Na mesma linha, Antônio Meyer, conselheiro da Câmara Ciesp/Fiesp, acredita que o contexto atual da arbitragem no país é um fator preponderante para o aumento da procura. “Já é um hábito internacional a arbitragem em questões de M&A, e, no Brasil, nós tivemos o apoio do Superior Tribunal de Justiça (STJ), que confirmou com muita ênfase a existência, a validade e a eficácia das arbitragens”. O advogado ainda enfatizou sobre a importância de se trabalhar na cláusula compromissória, uma vez que é esta que decidirá como será o processo decisório em caso de litígio.

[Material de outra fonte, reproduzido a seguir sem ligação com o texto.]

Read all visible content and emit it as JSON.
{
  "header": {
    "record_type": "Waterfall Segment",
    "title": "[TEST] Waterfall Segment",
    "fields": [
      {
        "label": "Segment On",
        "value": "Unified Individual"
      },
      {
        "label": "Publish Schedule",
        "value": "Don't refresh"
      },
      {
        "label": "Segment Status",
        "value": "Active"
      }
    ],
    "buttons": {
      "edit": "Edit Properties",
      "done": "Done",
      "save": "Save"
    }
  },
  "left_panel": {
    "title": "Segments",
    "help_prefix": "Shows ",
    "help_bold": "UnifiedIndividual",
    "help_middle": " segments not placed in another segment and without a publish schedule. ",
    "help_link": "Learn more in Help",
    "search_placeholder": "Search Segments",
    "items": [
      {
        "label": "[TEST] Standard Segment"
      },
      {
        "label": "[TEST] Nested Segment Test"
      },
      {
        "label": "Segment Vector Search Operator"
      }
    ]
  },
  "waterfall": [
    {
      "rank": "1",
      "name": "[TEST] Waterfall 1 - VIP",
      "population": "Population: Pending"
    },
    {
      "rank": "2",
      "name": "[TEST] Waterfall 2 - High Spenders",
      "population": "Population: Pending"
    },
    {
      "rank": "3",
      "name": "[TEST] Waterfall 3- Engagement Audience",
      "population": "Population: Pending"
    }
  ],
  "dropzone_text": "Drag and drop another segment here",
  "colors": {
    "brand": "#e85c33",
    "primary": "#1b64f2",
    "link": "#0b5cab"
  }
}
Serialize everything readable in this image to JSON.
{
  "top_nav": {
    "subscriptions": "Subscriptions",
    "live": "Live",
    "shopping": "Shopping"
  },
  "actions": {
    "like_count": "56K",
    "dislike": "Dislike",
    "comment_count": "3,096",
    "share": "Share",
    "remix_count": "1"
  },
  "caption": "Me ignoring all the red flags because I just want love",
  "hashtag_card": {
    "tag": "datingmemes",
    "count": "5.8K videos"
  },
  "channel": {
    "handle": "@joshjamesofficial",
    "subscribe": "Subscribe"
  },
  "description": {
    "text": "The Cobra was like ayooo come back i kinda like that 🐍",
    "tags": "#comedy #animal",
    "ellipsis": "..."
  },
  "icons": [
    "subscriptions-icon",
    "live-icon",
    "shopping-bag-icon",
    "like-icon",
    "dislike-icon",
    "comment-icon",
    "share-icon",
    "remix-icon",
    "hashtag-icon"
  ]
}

De acordo com Lie Uema do Carmos, professora da Fundação Getúlio Vargas (FGV/SP) e doutora pela USP, a especialização dos árbitros é um vetor determinante para os empresários ao escolher a arbitragem. “O empresário tem a tranquilidade de saber que o corpo de árbitro conhece algo que é muito importante para ele, que é a racionalidade econômico-financeira daquela cláusula e daquele negócio”. Outro fator que a especialista atribui à grande procura da arbitragem para disputas de M&M, no ano de 2020, é a crise sanitária e de saúde que fermentou a litigiosidade, que pode ser explicada por um cenário de incerteza acentuado.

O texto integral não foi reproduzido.